We can even see the origin of new, ecologically diverse bacterial species, all within a single laboratory flask. Paul Rainey and his colleagues at Oxford University placed a strain of the bacteria
Pseudomonas fluorescens
in a small vessel containing nutrient broth, and simply watched it. (It’s surprising but true that such a vessel actually contains diverse environments. Oxygen concentration, for example, is highest on the top and lowest on the bottom.) Within ten days—no more than a few hundred generations—the ancestral free-floating “smooth” bacterium had evolved into two additional forms occupying different parts of the beaker. One, called “wrinkly spreader,” formed a mat on top of the broth.
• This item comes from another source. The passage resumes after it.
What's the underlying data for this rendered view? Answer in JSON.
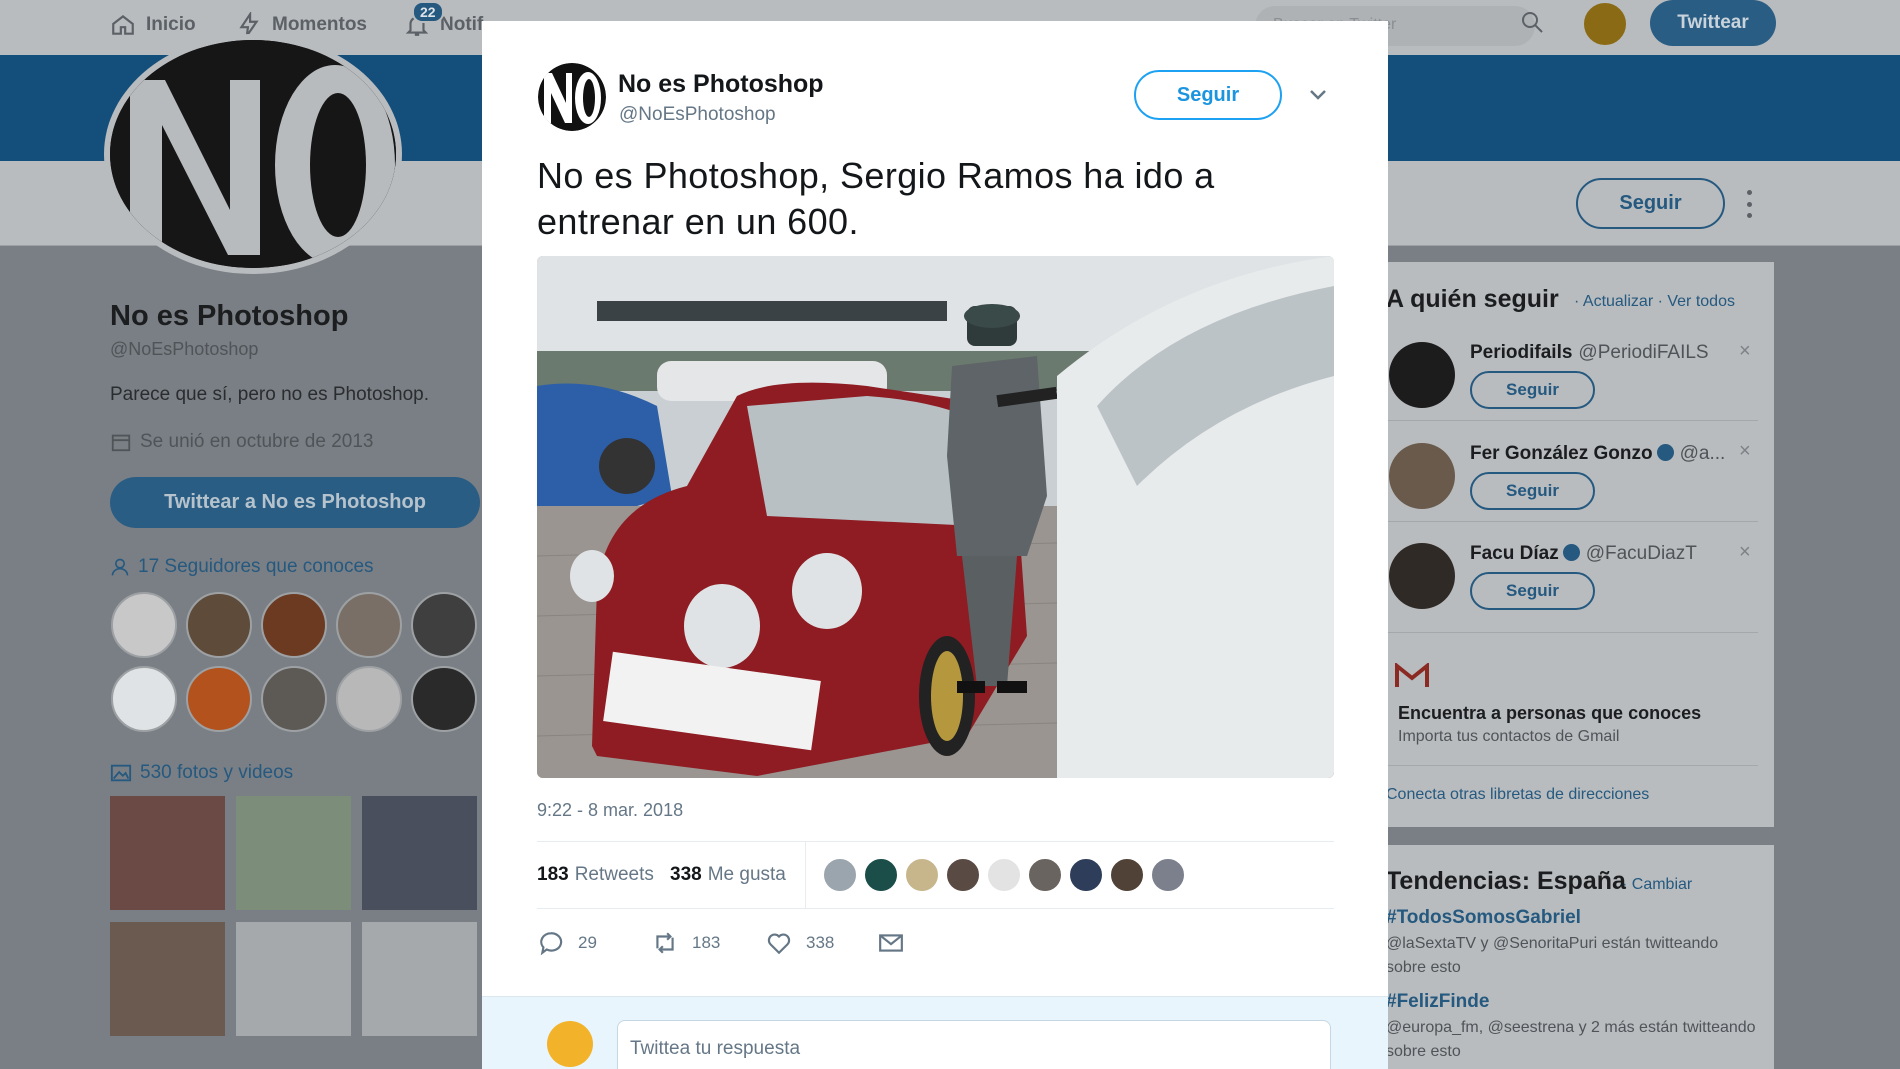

The other, called “fuzzy spreader,” formed a carpet on the bottom. The smooth ancestral type persisted in the liquid environment in the middle. Each of the two new forms was genetically different from the ancestor, having evolved through mutation and natural selection to reproduce best in their respective environments. Here, then, is not only evolution but speciation occurring in the lab: the ancestral form produced, and coexisted with, two ecologically different descendants, and in bacteria such forms are considered distinct species. Over a very short time, natural selection on
Pseudomonas
yielded a small-scale “adaptive radiation,” the equivalent of how animals or plants form species when they encounter new environments on an oceanic island.